I am pretty certain you can't have cherry essential oil. Are you sure you did not use a fragrance oil?


----------



## IrishLass (Jul 31, 2015)

galaxyMLP said:


> I am pretty certain you can't have cherry essential oil. Are you sure you did not use a fragrance oil?


 
I agree with Galaxy. As far as I know, there is no such thing as a cherry essential oil. What companies did you buy the oils from?


IrishLass


----------



## mishka (Jul 31, 2015)

Now that you mention there is no Chery EO, it makes sesnse , that is what it said on the bottle, silly me to belive it.I got the oils on Ebay, Biggame is the company.

The recipe:
Water 266 g
Lye, 102 g
Coconut oil, 76 deg, 200 g
Palmolein, 200 g
Mango butter, 100 g
Crisco, 150 g
Almond oil, 50 g

At light trace i added the believed Ylan Ylang EO, and later red food coloring.

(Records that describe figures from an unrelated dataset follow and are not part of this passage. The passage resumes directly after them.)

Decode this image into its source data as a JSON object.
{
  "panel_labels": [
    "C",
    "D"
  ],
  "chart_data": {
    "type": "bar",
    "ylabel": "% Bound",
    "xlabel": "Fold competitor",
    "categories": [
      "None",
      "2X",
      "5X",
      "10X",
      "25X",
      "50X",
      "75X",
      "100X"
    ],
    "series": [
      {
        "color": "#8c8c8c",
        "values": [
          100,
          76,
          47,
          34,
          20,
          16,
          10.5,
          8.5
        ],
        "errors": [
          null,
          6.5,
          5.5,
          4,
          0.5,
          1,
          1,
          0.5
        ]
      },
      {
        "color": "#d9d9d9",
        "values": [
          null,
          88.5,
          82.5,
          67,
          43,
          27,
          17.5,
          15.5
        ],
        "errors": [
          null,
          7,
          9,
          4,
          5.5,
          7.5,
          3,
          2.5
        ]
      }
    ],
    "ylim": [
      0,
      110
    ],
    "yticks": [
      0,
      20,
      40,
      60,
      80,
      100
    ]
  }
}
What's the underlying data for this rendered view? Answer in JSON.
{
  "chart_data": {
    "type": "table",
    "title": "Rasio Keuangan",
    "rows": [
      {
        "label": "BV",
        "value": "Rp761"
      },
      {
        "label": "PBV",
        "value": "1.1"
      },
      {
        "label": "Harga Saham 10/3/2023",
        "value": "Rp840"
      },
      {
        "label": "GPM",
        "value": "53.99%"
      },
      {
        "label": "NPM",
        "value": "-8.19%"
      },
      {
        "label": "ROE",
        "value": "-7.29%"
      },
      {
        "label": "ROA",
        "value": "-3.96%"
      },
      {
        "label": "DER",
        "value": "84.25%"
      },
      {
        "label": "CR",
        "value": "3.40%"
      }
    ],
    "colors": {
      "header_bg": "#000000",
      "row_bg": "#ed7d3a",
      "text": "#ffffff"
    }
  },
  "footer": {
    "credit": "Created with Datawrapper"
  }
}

Is there an easy way to recognize whether you really have good EO.

Thank you for the help.


----------



## Susie (Jul 31, 2015)

You order from a trusted soap making supply company, and don't trust super cheap prices unless you come ask us first.

That is a lot of CO in that recipe.  CO is a known heater.


----------



## galaxyMLP (Jul 31, 2015)

Essential oils should evaporate/volatalize readily on thin paper and should not leave a residue.

Try dabbing a filter paper (like a piece of coffee filter) with your "EO" to make a small dot on the paper. It should absorb/disperse readily into a ring. over about 8 hours, the ring should not be oily anymore. It is normal to still see a spot or color (If the EO is originally colored) but it should not feel oily at all. It should feel dry to the touch.

You also should not use food coloring in CP soaps as they will change/morph on contact with the lye.


----------



## mishka (Jul 31, 2015)

Thank you very much for your help!


----------



## skepnic (Aug 12, 2015)

*helppp*

I bought liquid castile and added some eo. Some of them have separation. Question is.. can i reheat my castile soap before adding eo to make them blend in? Or should i add eo to castile when it is not fully cured to avoid separation?


----------



## DeeAnna (Aug 12, 2015)

You can try warming the soap gently and see if the EO mixes in. It might work -- but you will have to try it to answer that question. 

I do not follow what you mean by your second question. Once liquid soap is fully saponified and all lye has been used up, liquid soap is safe to use. It does not require a cure like bar soap does. And you said you bought the soap anyway, so I don't see how this applies to your situation even if LS needed to be cured.


----------